As Tarleton State University prepares to host the statewide Career Developing Event contest for young FFA members in Texas, it is helping to recruit future agriculture students to the university.

On March 27, the invitational contest kicked off on the Stephenville campus to find the top students in subjects including dairy cattle, floriculture, meat, nursery and landscape, entomology and veterinary science. More than 9,000 students high school students attended.

On April 9, about 4,000 students and ag science educators from more than 300 high schools participated the area CDE contest on campus. And on Thursday, April 24, Tarleton will host the state CDEs, with competitive events for FFA students in dairy cattle, environmental and natural resources, homesite evaluation, land, milk quality and products and range.

Dr. Ted Ford, associate professor of agricultural and consumer sciences, said the competition has changed dramatically over the past 40 years.

“Tarleton began with less than 1,000 contestants and three contests when it first began,” Ford recalled. “This year, there are over 9,000 entries and 17 contests.”

Dr. Don Cawthon, dean of the College of Agricultural and Environmental Sciences, said in a news release that Tarleton has hosted the events since the Texas FFA began sponsoring them.

“I believe in our commitment to agricultural education, to our high school agriculture teachers and to high school students who will become the next generation of leaders in the agricultural, environmental and food industries is second to none,” said Cawthon.

Ag contest art

Dr.

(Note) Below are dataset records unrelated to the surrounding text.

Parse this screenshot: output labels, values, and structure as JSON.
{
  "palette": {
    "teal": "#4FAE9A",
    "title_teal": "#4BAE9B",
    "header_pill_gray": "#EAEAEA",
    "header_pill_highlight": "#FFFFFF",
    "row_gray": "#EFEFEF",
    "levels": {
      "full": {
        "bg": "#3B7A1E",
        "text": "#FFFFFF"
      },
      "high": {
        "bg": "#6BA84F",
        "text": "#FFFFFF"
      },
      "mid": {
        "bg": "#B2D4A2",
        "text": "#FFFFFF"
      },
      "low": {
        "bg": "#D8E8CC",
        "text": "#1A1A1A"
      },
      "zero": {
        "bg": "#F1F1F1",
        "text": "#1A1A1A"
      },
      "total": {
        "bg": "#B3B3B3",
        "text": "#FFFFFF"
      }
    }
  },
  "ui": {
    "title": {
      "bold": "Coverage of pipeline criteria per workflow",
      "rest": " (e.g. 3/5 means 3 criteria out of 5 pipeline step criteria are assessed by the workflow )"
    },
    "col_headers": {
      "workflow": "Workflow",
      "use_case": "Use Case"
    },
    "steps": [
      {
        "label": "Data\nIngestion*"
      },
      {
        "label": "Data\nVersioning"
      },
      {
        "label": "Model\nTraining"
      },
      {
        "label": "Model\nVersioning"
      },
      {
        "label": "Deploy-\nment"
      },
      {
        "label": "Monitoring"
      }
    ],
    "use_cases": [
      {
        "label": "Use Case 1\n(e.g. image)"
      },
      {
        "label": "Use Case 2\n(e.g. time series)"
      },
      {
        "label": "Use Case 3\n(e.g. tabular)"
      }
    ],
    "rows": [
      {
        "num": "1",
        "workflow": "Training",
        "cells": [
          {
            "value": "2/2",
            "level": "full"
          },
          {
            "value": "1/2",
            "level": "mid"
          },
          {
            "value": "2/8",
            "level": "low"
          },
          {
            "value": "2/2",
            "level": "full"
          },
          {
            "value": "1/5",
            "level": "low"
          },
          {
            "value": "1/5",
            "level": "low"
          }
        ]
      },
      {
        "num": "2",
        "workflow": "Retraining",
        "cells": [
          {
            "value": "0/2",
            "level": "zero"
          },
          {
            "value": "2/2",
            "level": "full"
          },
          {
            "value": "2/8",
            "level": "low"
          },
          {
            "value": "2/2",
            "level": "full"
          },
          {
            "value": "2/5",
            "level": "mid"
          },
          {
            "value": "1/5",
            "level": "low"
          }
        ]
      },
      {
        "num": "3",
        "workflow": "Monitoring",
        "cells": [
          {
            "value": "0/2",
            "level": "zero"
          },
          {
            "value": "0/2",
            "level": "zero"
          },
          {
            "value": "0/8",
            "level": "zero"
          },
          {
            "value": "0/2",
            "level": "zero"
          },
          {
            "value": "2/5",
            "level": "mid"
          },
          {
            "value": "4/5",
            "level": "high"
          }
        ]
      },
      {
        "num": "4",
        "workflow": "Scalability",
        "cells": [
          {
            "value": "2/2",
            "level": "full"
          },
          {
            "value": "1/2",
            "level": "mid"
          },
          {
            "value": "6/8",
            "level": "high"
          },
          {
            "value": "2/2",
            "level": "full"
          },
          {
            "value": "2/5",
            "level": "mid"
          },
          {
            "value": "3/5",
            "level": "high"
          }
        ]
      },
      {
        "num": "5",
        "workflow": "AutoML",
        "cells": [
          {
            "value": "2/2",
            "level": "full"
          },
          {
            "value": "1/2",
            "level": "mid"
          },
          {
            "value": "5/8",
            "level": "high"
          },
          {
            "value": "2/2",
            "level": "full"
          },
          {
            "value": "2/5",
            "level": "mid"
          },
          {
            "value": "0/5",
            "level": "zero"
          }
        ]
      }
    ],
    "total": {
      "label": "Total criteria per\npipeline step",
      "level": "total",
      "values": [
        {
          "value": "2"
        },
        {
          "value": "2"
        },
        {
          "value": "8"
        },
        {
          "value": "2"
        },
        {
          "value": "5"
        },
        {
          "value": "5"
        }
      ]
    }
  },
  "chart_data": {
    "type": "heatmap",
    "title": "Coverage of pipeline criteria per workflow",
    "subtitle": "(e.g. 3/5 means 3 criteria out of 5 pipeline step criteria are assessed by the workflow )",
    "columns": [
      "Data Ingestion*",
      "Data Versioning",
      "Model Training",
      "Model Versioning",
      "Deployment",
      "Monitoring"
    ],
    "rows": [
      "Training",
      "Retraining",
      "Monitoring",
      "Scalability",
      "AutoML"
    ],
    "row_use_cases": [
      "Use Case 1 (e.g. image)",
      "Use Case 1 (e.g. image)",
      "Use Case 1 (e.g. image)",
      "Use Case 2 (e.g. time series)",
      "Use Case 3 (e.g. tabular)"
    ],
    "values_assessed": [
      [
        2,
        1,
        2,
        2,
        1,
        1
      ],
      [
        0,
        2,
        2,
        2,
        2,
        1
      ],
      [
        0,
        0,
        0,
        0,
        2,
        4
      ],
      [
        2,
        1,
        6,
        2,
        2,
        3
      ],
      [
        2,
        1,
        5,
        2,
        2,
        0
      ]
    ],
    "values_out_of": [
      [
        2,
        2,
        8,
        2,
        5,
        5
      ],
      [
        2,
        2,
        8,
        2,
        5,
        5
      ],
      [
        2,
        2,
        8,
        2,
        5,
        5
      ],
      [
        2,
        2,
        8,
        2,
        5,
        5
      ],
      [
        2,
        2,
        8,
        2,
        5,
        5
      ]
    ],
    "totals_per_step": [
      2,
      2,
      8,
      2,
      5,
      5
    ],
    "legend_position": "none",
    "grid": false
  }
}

Don Cawthorn (center), dean of the College of Agricultural and Environmental Sciences, each year welcomes thousands of high school FFA students to Tarleton to compete for top honors in various agriculture-related events.
(Photo courtesy of Tarleton Media Relations)

Ford explained that a CDE is a career-developing event for FFA members, who just call it “the contest.” These events provide the youth of the industry with an opportunity to develop leadership skills through judging as well as to prepare for future careers.

Tarleton has established itself as among the best in agricultural education with a turnout four times as large in number as the other schools hosting contests, such as Texas Tech University, Texas A&M University, Stephen F. Austin University and a few junior colleges, Ford said.

He added he has no doubt that Tarleton holds the No. 1 ranking in agriculture events. He receives numerous phone calls from schools in Oklahoma and New Mexico, among others, requesting to be involved in the contest.  He gives the standard reply – the contest is only open to Texas and is full.

After participating in the CDE contest at Tarleton, many students go on to attend the university and about 30 percent pursue a career in agriculture, according to Ford.

Michelle Dukeman, president of Collegiate FFA at Tarleton, said the contests get the word out and encourage more students to extend their FFA involvement into college, as well as giving Texas FFA members an opportunity to meet other members from all over the state.

While the event involves a lot of hard work and studying, Dukeman said it is a lot of fun and well worth it.

Tarleton also hosts a national CDE contest in the fall that invites FFA members from all over the United States to the university.